Niémans n’aurait su expliquer les motivations de cette stratégie, mais il pressentait un lien entre ces doubles, ces miroitements, et le vol des mains et des yeux, qui privait le corps de toute identité profonde, de tout caractère unique. Il pressentait là les deux mouvements convergents d’une même sentence, proclamée par un tribunal sans appel : la destruction totale de l’ÊTRE des condamnés.

Qu’avaient donc fait ces hommes pour être réduits à l’état de reflets, pour que leur chair soit privée de toute marque distinctive ?

41

Le cimetière de Guernon ne ressemblait pas à celui de Sarzac. Les stèles de marbre blanc se dressaient comme des petits icebergs symétriques, sur de sombres pelouses. Les croix se détachaient telles des silhouettes curieuses, sur la pointe des pieds. Seules des feuilles mortes venaient jeter ici quelques notes irrégulières — touches jaunes sur l’émeraude des gazons. Karim Abdouf sillonnait chaque travée, méthodiquement, patiemment, en lisant les noms, les épitaphes, gravés dans le marbre, la pierre ou le fer.

Pour l’heure, il n’avait pas encore découvert la tombe de Sylvain Hérault.

Tout en marchant, il réfléchissait à son enquête, et au brutal virage de ces dernières heures. Il était venu dans cette ville au plus vite, n’hésitant pas pour cela à « détourner » une superbe Audi. Il pensait alors arrêter un profanateur de sépultures et s’était retrouvé plongé dans une affaire de meurtres en série. Maintenant qu’il avait lu et mémorisé le dossier complet de l’enquête de Niémans, il s’efforçait de se convaincre du caractère « gigogne » de sa propre enquête. Le cambriolage de l’école et la violation du caveau de Sarzac avaient révélé le destin tragique d’une famille. Et ce destin s’ouvrait maintenant sur la série des crimes de Guernon. Le personnage de Sertys jouait le rôle de pivot entre les deux affaires et Karim était décidé à suivre sa propre voie, jusqu’à découvrir d’autres points de contact, d’autres liens.

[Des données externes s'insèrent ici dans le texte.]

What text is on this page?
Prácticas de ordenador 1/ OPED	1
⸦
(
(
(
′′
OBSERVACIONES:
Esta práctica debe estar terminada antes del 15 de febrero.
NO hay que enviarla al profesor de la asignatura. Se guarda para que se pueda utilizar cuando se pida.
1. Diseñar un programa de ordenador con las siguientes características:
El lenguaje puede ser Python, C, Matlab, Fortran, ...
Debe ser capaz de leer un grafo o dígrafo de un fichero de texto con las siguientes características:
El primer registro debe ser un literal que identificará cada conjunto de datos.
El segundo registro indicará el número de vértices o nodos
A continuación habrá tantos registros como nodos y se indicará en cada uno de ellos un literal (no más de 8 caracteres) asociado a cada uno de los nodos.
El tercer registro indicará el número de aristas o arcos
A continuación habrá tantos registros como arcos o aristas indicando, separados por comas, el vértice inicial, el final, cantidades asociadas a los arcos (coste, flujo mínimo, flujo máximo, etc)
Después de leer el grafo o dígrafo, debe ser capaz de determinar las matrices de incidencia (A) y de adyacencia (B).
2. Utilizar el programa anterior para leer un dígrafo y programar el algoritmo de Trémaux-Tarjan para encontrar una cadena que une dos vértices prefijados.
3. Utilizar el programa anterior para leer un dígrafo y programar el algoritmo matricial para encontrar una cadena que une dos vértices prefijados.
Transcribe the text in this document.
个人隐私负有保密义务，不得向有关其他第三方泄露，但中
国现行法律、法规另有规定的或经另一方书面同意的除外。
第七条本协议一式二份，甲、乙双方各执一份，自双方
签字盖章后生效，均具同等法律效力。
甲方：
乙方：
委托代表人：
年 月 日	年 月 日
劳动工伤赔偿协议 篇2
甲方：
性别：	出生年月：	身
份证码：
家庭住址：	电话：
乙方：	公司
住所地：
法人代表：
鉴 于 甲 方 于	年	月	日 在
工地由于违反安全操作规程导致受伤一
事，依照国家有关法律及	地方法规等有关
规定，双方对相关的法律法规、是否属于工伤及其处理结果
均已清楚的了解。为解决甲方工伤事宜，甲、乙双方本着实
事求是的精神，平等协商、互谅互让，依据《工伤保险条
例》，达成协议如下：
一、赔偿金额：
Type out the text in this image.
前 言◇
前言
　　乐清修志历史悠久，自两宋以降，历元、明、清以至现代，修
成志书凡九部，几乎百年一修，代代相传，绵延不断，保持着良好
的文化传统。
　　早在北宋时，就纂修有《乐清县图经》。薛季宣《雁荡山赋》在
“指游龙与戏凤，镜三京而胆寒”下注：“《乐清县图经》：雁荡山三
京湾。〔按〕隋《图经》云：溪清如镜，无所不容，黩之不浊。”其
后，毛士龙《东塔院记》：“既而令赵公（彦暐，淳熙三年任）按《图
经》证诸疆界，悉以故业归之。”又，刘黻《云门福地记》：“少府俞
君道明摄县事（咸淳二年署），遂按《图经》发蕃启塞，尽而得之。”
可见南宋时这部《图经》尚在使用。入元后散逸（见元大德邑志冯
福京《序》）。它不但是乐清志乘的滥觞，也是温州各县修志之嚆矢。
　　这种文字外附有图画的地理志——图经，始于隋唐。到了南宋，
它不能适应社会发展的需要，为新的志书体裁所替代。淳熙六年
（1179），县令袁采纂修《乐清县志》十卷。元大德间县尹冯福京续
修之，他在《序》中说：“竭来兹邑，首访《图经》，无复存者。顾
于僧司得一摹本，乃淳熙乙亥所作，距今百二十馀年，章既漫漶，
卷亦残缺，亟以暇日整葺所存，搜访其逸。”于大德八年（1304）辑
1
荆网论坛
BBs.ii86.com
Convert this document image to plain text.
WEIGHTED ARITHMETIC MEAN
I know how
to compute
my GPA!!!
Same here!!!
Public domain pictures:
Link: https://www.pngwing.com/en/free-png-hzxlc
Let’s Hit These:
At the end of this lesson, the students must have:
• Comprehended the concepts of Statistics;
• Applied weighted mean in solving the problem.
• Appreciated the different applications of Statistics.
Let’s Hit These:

Mais ce n’était pas cette spirale abyssale qui le fascinait le plus. C’était le fait qu’il se retrouvait maintenant aux côtés de Pierre Niémans, le commissaire qui l’avait tant marqué lors des séminaires de Cannes-Écluse. Le flic aux reflets de miroirs et aux théories atomiques. Un homme de terrain, violent, colérique, acharné. Un enquêteur brillant, qui s’était taillé la part des fauves dans le monde des keufs, mais qui avait été finalement mis au rancart, à cause de son caractère incontrôlable et de ses accès de violence psychotiques. Karim ne cessait de penser à cette nouvelle association. Il était fier, bien sûr. Et surexcité. Mais il était aussi troublé d’avoir songé à ce mec justement aujourd’hui, quelques heures avant de le rencontrer.

Karim venait d’achever la dernière allée du cimetière. Pas de Sylvain Hérault. Il ne lui restait plus qu’à visiter un édifice aux allures de chapelle, soutenu par deux colonnes épuisées : le crématorium. En quelques pas rapides, le lieutenant rejoignit l’édifice. Enfoncer chaque jalon, toujours. Un couloir ajouré s’ouvrit devant lui, percé de petits coffres, gravés de noms et de dates. Il s’achemina dans la salle des Cendres, lançant de brefs regards à gauche et à droite. Des petites portes, qui ressemblaient à des boîtes aux lettres, s’étageaient, variant les écritures et les motifs. Parfois, un bouquet fané jouait aux arlequins colorés, au creux d’une niche. Puis la litanie monocorde reprenait. Au fond, un mur de marbre taillé exhibait le texte d’une prière.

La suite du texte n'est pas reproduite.